In this exercise, we will train and assess the performance of machine learning models that predict if a DNA sequence contains a transcription factor binding site.

Transcription factors (TFs) are proteins that bind to DNA and influence gene regulation. Predicting if they will bind or not could help us understand the biology better and allow us to preding binding for new DNA sequences which were not experimentally analyzed.

## Data

We will use a dataset for transcription factors USF1. The data consists of sequences and a label for each sequence (1 - TF will bind to the sequence, 0 - it will not bind).

The data are located under `data` folder in this repository.

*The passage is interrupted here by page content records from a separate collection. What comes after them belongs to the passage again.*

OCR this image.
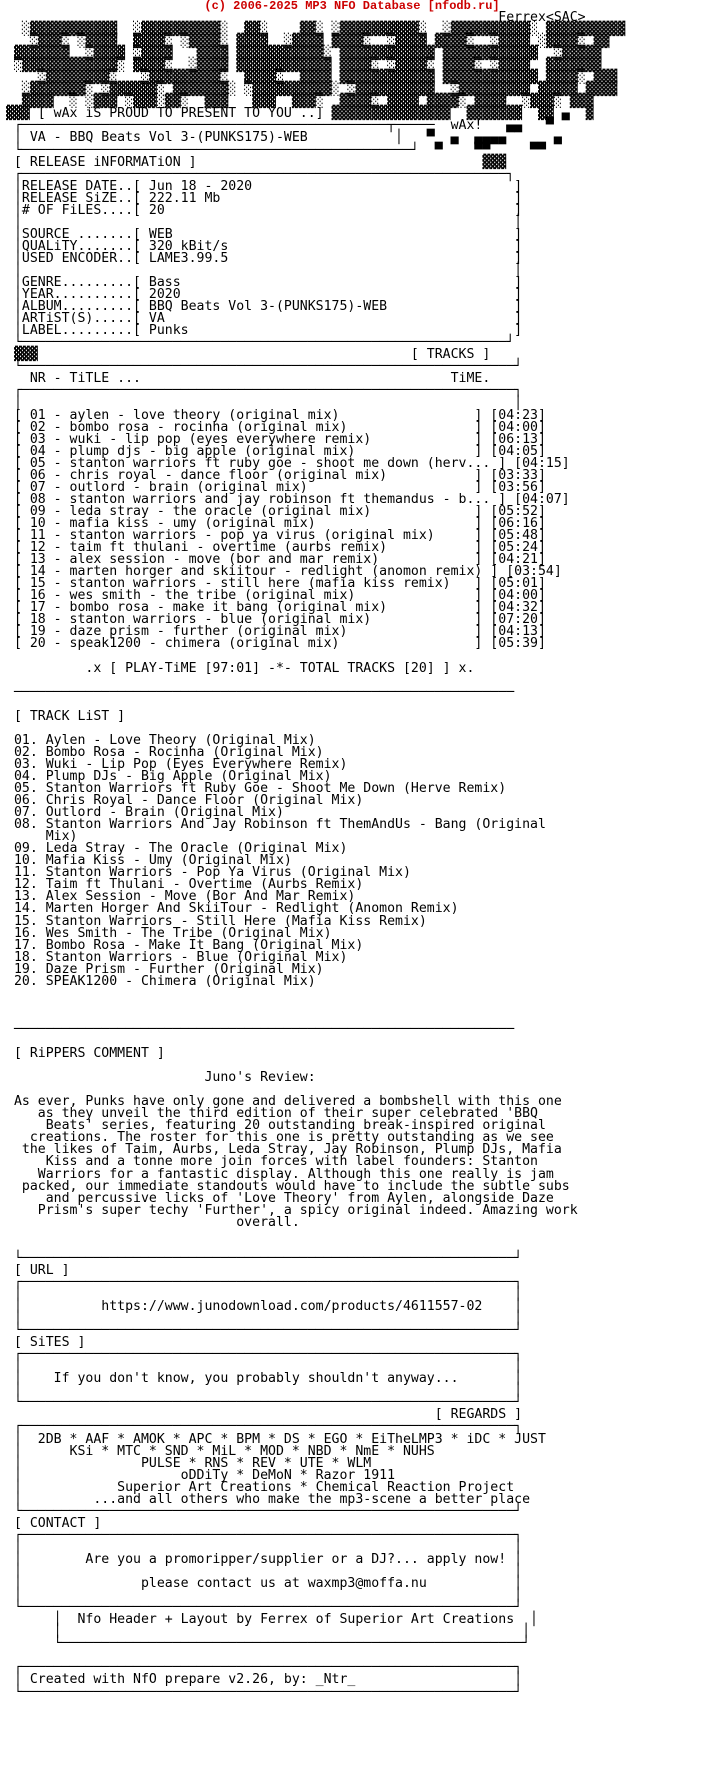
(c) 2006-2025 MP3 NFO Database [nfodb.ru]
Ferrex<SAC>
░▓▓▓▓▓▓▓▓▓▓▓  ░▓▓▓▓▓▓▓▓▓▓░  ▓▓░    ▓▓░ ░▓▓▓▓▓▓▓▓▓▓░  ░▓▓▓▓▓▓▓▓▓▓░ ▓▓▓▓▓▓▓▓▓▓
░▓▓▓░ ░▓▓▓▓  ▓▓▓▓░ ░▓▓▓▓░ ▓▓▓▓  ░▓▓▓▓ ▓▓▓▓░  ░▓▓▓▓ ▓▓▓▓░  ░▓▓▓▓ ░▓▓▓▓░ ▓▓
▓▓▓▓▓▓▓  ░▓▓▓▓ ░▓▓▓▓   ▓▓▓▓ ▓▓▓▓▓▓▓▓▓▓▓░ ▓▓▓▓▓▓▓▓▓▓▓▓ ▓▓▓▓▓▓▓▓▓▓▓▓  ░▓▓▓▓▓
░▓▓▓▓▓▓▓▓▓▓▓▓░ ▓▓▓▓░  ░▓▓▓▓ ▓▓▓▓▓▓▓▓▓▓▓▓ ▓▓▓▓░ ░▓▓▓▓░ ▓▓▓▓░ ░▓▓▓▓  ▓▓▓▓▓▓▓
░▓▓▓▓▓▓▓▓░   ░▓▓▓▓▓▓▓▓▓░  ▓▓▓▓░  ▓▓▓▓ ▓▓▓▓▓▓▓▓▓▓▓▓ ▓▓▓▓▓▓▓▓▓▓▓▓ ▓▓▓▓░ ▓▓▓
░▓▓▓▓▓▓▓░ ░▓▓▓▓▓▓░ ▓▓▓▓▓▓▓░ ░▓▓▓▓▓▓▓▓▓▓░ ░▓▓▓▓▓▓▓▓▓▓  ░▓▓▓▓▓▓▓▓▓ ▓▓▓▓▓ ▓▓▓▓
▓▓▓▓  ░ ░▓▓▓ ░▓▓▓░▓▓░  ▓▓▓   ▓▓▓  ▓▓▓░  ▓▓▓▓░ ▓▓▓▓ ▓▓▓▓░ ▓▓▓▓  ░▓▓▓░ ▓▓▓
▓▓▓ [ wAx iS PROUD TO PRESENT TO YOU ..] ▓▓▓▓▓▓▓▓▓▓▓▓▓▓▓  ▓▓▓▓▓▓▓  ▓▓ ▄  ▓
┌──────────────────────────────────────────────┬─────  wAx!   ▄▄   ▀
│ VA - BBQ Beats Vol 3-(PUNKS175)-WEB           │   ▀  ▄  ▄▄▄▄      ▄
└─────────────────────────────────────────────────┘  ▀    ▀▀     ▀▀
[ RELEASE iNFORMATiON ]                                    ▓▓▓
┌─────────────────────────────────────────────────────────────┐
│RELEASE DATE..[ Jun 18 - 2020                                 ]
│RELEASE SiZE..[ 222.11 Mb                                     ]
│# OF FiLES....[ 20                                            ]
│                                                              │
│SOURCE .......[ WEB                                           ]
│QUALiTY.......[ 320 kBit/s                                    ]
│USED ENCODER..[ LAME3.99.5                                    ]
│                                                              │
│GENRE.........[ Bass                                          ]
│YEAR..........[ 2020                                          ]
│ALBUM.........[ BBQ Beats Vol 3-(PUNKS175)-WEB                ]
│ARTiST(S).....[ VA                                            ]
│LABEL.........[ Punks                                         ]
└─────────────────────────────────────────────────────────────┘
▓▓▓                                               [ TRACKS ]
└──────────────────────────────────────────────────────────────┘
NR - TiTLE ...                                       TiME.
┌──────────────────────────────────────────────────────────────┐
│                                                              │
[ 01 - aylen - love theory (original mix)                 ] [04:23]
[ 02 - bombo rosa - rocinha (original mix)                ] [04:00]
[ 03 - wuki - lip pop (eyes everywhere remix)             ] [06:13]
[ 04 - plump djs - big apple (original mix)               ] [04:05]
[ 05 - stanton warriors ft ruby goe - shoot me down (herv... ] [04:15]
[ 06 - chris royal - dance floor (original mix)           ] [03:33]
[ 07 - outlord - brain (original mix)                     ] [03:56]
[ 08 - stanton warriors and jay robinson ft themandus - b... ] [04:07]
[ 09 - leda stray - the oracle (original mix)             ] [05:52]
[ 10 - mafia kiss - umy (original mix)                    ] [06:16]
[ 11 - stanton warriors - pop ya virus (original mix)     ] [05:48]
[ 12 - taim ft thulani - overtime (aurbs remix)           ] [05:24]
[ 13 - alex session - move (bor and mar remix)            ] [04:21]
[ 14 - marten horger and skiitour - redlight (anomon remix) ] [03:54]
[ 15 - stanton warriors - still here (mafia kiss remix)   ] [05:01]
[ 16 - wes smith - the tribe (original mix)               ] [04:00]
[ 17 - bombo rosa - make it bang (original mix)           ] [04:32]
[ 18 - stanton warriors - blue (original mix)             ] [07:20]
[ 19 - daze prism - further (original mix)                ] [04:13]
[ 20 - speak1200 - chimera (original mix)                 ] [05:39]

.x [ PLAY-TiME [97:01] -*- TOTAL TRACKS [20] ] x.

───────────────────────────────────────────────────────────────

[ TRACK LiST ]

01. Aylen - Love Theory (Original Mix)
02. Bombo Rosa - Rocinha (Original Mix)
03. Wuki - Lip Pop (Eyes Everywhere Remix)
04. Plump DJs - Big Apple (Original Mix)
05. Stanton Warriors ft Ruby Goe - Shoot Me Down (Herve Remix)
06. Chris Royal - Dance Floor (Original Mix)
07. Outlord - Brain (Original Mix)
08. Stanton Warriors And Jay Robinson ft ThemAndUs - Bang (Original
Mix)
09. Leda Stray - The Oracle (Original Mix)
10. Mafia Kiss - Umy (Original Mix)
11. Stanton Warriors - Pop Ya Virus (Original Mix)
12. Taim ft Thulani - Overtime (Aurbs Remix)
13. Alex Session - Move (Bor And Mar Remix)
14. Marten Horger And SkiiTour - Redlight (Anomon Remix)
15. Stanton Warriors - Still Here (Mafia Kiss Remix)
16. Wes Smith - The Tribe (Original Mix)
17. Bombo Rosa - Make It Bang (Original Mix)
18. Stanton Warriors - Blue (Original Mix)
19. Daze Prism - Further (Original Mix)
20. SPEAK1200 - Chimera (Original Mix)

───────────────────────────────────────────────────────────────

[ RiPPERS COMMENT ]

Juno's Review:

As ever, Punks have only gone and delivered a bombshell with this one
as they unveil the third edition of their super celebrated 'BBQ
Beats' series, featuring 20 outstanding break-inspired original
creations. The roster for this one is pretty outstanding as we see
the likes of Taim, Aurbs, Leda Stray, Jay Robinson, Plump DJs, Mafia
Kiss and a tonne more join forces with label founders: Stanton
Warriors for a fantastic display. Although this one really is jam
packed, our immediate standouts would have to include the subtle subs
and percussive licks of 'Love Theory' from Aylen, alongside Daze
Prism's super techy 'Further', a spicy original indeed. Amazing work
overall.

└──────────────────────────────────────────────────────────────┘
[ URL ]
┌──────────────────────────────────────────────────────────────┐
│                                                              │
│          https://www.junodownload.com/products/4611557-02    │
│                                                              │
└──────────────────────────────────────────────────────────────┘
[ SiTES ]
┌──────────────────────────────────────────────────────────────┐
│                                                              │
│    If you don't know, you probably shouldn't anyway...       │
│                                                              │
└──────────────────────────────────────────────────────────────┘
[ REGARDS ]
┌──────────────────────────────────────────────────────────────┐
│  2DB * AAF * AMOK * APC * BPM * DS * EGO * EiTheLMP3 * iDC * JUST
│      KSi * MTC * SND * MiL * MOD * NBD * NmE * NUHS
│               PULSE * RNS * REV * UTE * WLM
│                    oDDiTy * DeMoN * Razor 1911
│            Superior Art Creations * Chemical Reaction Project
│         ...and all others who make the mp3-scene a better place
└──────────────────────────────────────────────────────────────┘
[ CONTACT ]
┌──────────────────────────────────────────────────────────────┐
│                                                              │
│        Are you a promoripper/supplier or a DJ?... apply now! │
│                                                              │
│               please contact us at waxmp3@moffa.nu           │
│                                                              │
└──────────────────────────────────────────────────────────────┘
│  Nfo Header + Layout by Ferrex of Superior Art Creations  │
│                                                          │
└──────────────────────────────────────────────────────────┘

┌──────────────────────────────────────────────────────────────┐
│ Created with NfO prepare v2.26, by: _Ntr_                    │
└──────────────────────────────────────────────────────────────┘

## Import necessary libraries and functions

In [None]:
# run if on google colab to get all the files from github
#
# !git clone https://github.com/uio-bmi/machine_learning_in_comp_bio_exercises.git
# !mv ./machine_learning_in_comp_bio_exercises/{.,}* ./
# !rm -r ./machine_learning_in_comp_bio_exercises

In [None]:
from scripts.util import load_data_exercise_1, encode_kmer, print_dataset_info, train_logistic_regression, assess_model, make_folder, in_notebook

%load_ext autoreload
%autoreload 2

In [None]:
# define where to store the result

result_path = "./exercise_1_output_usf1/"
make_folder(result_path)

## Load the data and print basic information

In [None]:
dataset = load_data_exercise_1()

print_dataset_info(dataset)

In [None]:
# split the data to training and testing

train_dataset, test_dataset = dataset.head(400), dataset.tail(100)

print_dataset_info(train_dataset, test_dataset)

## Encode the data as k-mer frequencies

In [None]:
# define the parameters

k = 5

# encode the data

encoded_train, train_labels, feature_names = encode_kmer(k, train_dataset, learn_model=True, path=result_path)

encoded_test, test_labels, _ = encode_kmer(k, test_dataset, learn_model=False, path=result_path)


Look into the plots showing average k-mer frequencies in positive vs negative examples: are there any differences? 


## Train logistic regression

In this step, run the following code and try to answer the questions:
        
- How good is our classifier? 
- What can we see from the confusion matrix?

In [None]:

logistic_regression = train_logistic_regression(encoded_train, train_labels, C=1)

assess_model(logistic_regression, encoded_train, train_labels, encoded_test, test_labels, feature_names, result_path)


Look into the last plot showing the largest model coefficients. 
    
- What does this mean for our model? 
- What k-mers is it detecting? 
- Can we interpret this somehow?

### Question:

How long subsequence should be to discover the motifs? What is the length of k that is best? How to try with different k?